Kinases are enzymes that are involved in the transmission of certain signals either on or in cells. For example, they play a role in cell division by passing on "growth signals". Kinase inhibitors are inhibitors that stop these growth signals from the enzymes. Many of these inhibitors are already approved for clinical use, most of them in the treatment of cancer. "Originally, we wanted to know what causes two similar kinase inhibitors to stay on target differently," says lead researcher and first author Dr. Tatu Pantsar of the University of Eastern Finland.
"Identifying which molecules are suitable at an early stage of drug development is a crucial factor, as drug development is extremely time-consuming and costly," says Prof. Dr. Stefan Laufer, Head of Pharmaceutical and Medicinal Chemistry at the Institute of Pharmacy at the University of Tübingen. Prof. Laufer's group has its own academic center for drug discovery and development, the "Tübingen Center for Academic Drug Discovery & Development" (TüCAD2), of which Prof. Laufer is co-founder and spokesman. Prof. Laufer's research group has already designed, synthesized and enzymatically/biologically characterized numerous small molecule kinase inhibitors, which made the current research possible. Inhibitors from previous projects have also found their way to first application in humans.
"In the study, we focused on two small molecule kinase inhibitors that are identical in their inhibitory potency on the isolated enzyme assay, but differ in their residence time on the target enzyme, i.e., how long a single small molecule kinase inhibitor is bound to the target protein. We also found that the inhibitor with a longer residence time was more effective when tested in cells," explains Dr. Pantsar.

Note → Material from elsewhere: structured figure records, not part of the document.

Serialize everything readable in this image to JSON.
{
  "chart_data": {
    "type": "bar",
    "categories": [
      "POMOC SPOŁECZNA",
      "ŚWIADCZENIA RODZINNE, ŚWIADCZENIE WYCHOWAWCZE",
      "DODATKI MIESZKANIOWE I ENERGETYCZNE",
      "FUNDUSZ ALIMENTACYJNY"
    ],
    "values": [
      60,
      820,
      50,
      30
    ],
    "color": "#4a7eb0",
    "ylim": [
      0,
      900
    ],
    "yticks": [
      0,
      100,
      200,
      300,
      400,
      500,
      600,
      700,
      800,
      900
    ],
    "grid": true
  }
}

In the study, the researchers examined and compared the small-molecule kinase inhibitors together with their target protein using computer simulations performed on Finnish supercomputers. The protein behaved differently depending on the bound inhibitor. "The simulations suggest that when a small molecule inhibitor binds to the protein, the protein is more dynamic when the inhibitor is bound to it with a short residence time. This basically means that the protein moves more when it binds the short-dwell inhibitor and less when it binds the long-dwell inhibitor," Dr. Pantsar explained.
Water molecules have a major influence on the drug's residence time at the target site. "These tiny but abundant water molecules surrounding the protein seem to be crucial. A major component of the inhibitor's binding relies on the displacement of water molecules.

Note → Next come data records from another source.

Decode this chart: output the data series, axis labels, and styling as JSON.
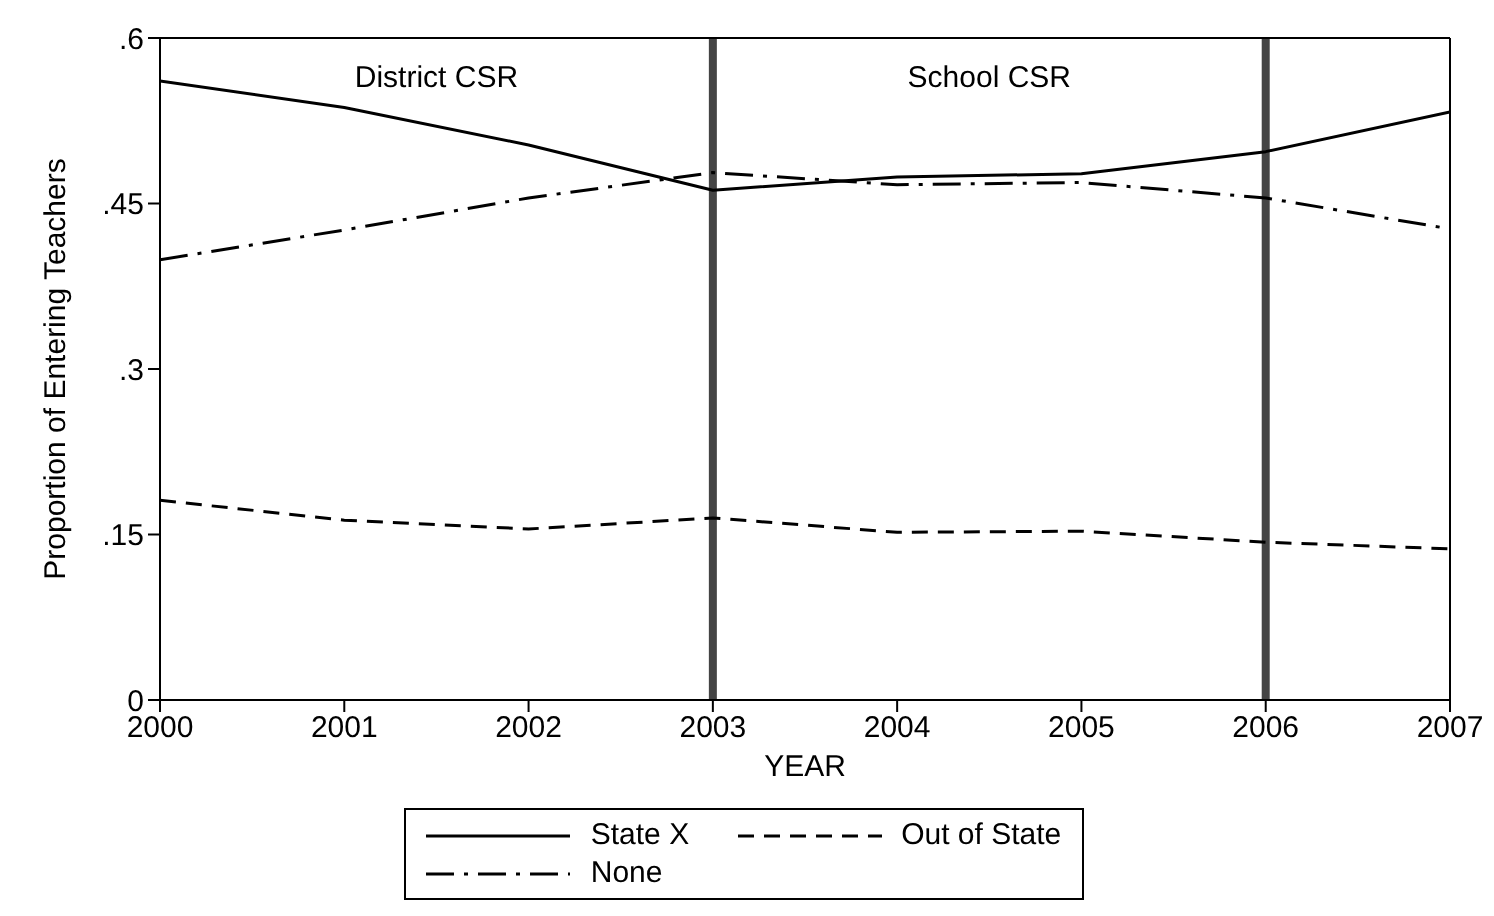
{
  "chart_data": {
    "type": "line",
    "xlabel": "YEAR",
    "ylabel": "Proportion of Entering Teachers",
    "x": [
      2000,
      2001,
      2002,
      2003,
      2004,
      2005,
      2006,
      2007
    ],
    "series": [
      {
        "name": "State X",
        "color": "#000000",
        "line_style": "solid",
        "values": [
          0.561,
          0.537,
          0.503,
          0.462,
          0.474,
          0.477,
          0.497,
          0.533
        ]
      },
      {
        "name": "Out of State",
        "color": "#000000",
        "line_style": "dashed",
        "values": [
          0.181,
          0.163,
          0.155,
          0.165,
          0.152,
          0.153,
          0.143,
          0.137
        ]
      },
      {
        "name": "None",
        "color": "#000000",
        "line_style": "dashdot",
        "values": [
          0.399,
          0.426,
          0.455,
          0.478,
          0.467,
          0.469,
          0.455,
          0.427
        ]
      }
    ],
    "xlim": [
      2000,
      2007
    ],
    "xticks": [
      2000,
      2001,
      2002,
      2003,
      2004,
      2005,
      2006,
      2007
    ],
    "ylim": [
      0,
      0.6
    ],
    "yticks": [
      0,
      {
        "value": 0.15,
        "label": ".15"
      },
      {
        "value": 0.3,
        "label": ".3"
      },
      {
        "value": 0.45,
        "label": ".45"
      },
      {
        "value": 0.6,
        "label": ".6"
      }
    ],
    "ref_lines": [
      {
        "axis": "x",
        "value": 2003,
        "color": "#444444"
      },
      {
        "axis": "x",
        "value": 2006,
        "color": "#444444"
      }
    ],
    "annotations": [
      "District CSR",
      "School CSR"
    ],
    "legend": "bottom",
    "marker": "none"
  }
}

In the simulations, the long residence time inhibitor was less exposed to the water molecules, and the energy required for the water molecules to reoccupy the binding site of the long residence time inhibitor was much higher. This leads to a higher energetic barrier for the separation of the inhibitor from its target and thus to a longer residence time of the drug-target complex. The observations on the behavior of the target protein and the role of water molecules were also confirmed with a structurally diverse small molecule kinase inhibitor with extremely short residence time. Such calculations (MD simulations) were performed for the first time for this type of inhibitor together with water molecules.
The findings may be useful in the early stages of drug development. "Now that we better understand the reasons for drug residence time at the atomic level, we can design more effective molecules that can be used in drug development when long residence time is desired. Of course, it is important to remember that residence time at the target is only one aspect of the very complex and difficult process of drug development, in which a multitude of factors must be taken into account," Dr. Pantsar concluded.

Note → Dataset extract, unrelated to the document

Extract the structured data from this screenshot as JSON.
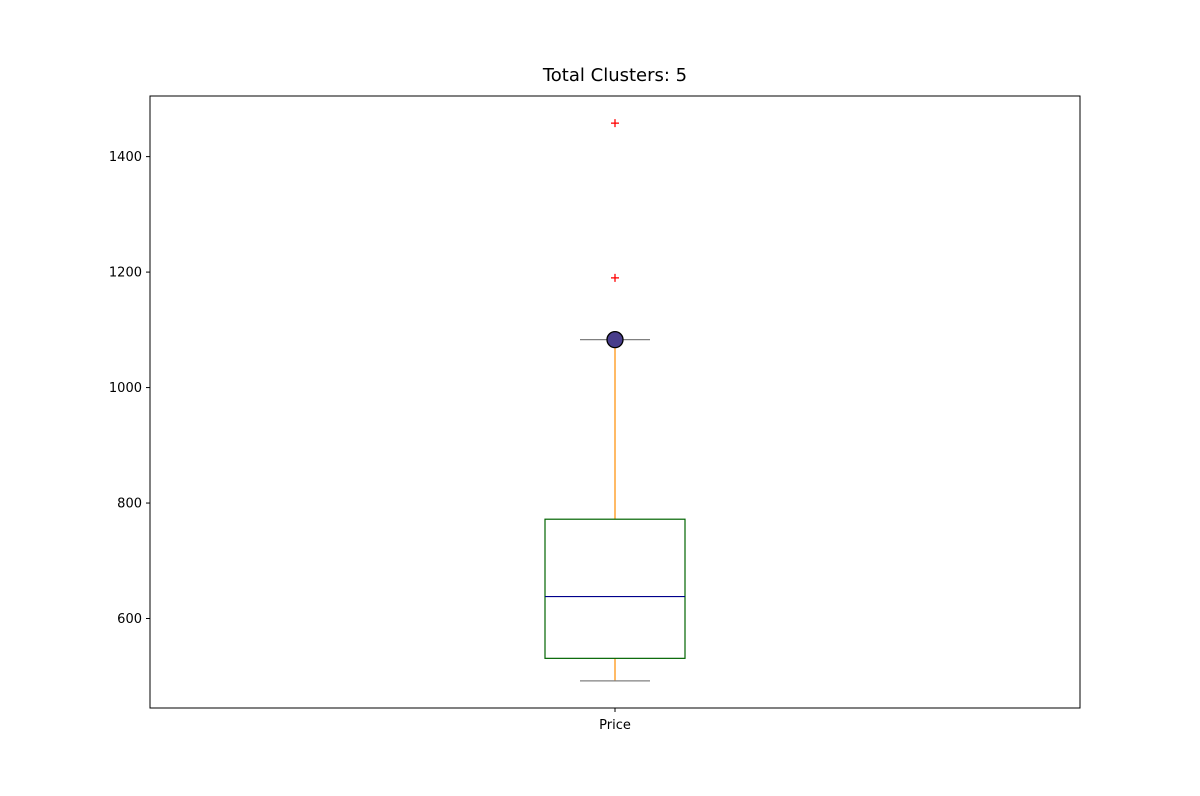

At the University of Eastern Finland, the research was conducted at the Faculty of Pharmacy and within the DrugTech Research Community. The research was made possible by computing resources provided by CSC - IT Center for Science Finland. The project was an integral part of "TüCAD2", a format of the Tübingen Excellence Strategy, led by Prof. Laufer. It impressively demonstrates the networking of deep basic research with application and direct transfer to drug research.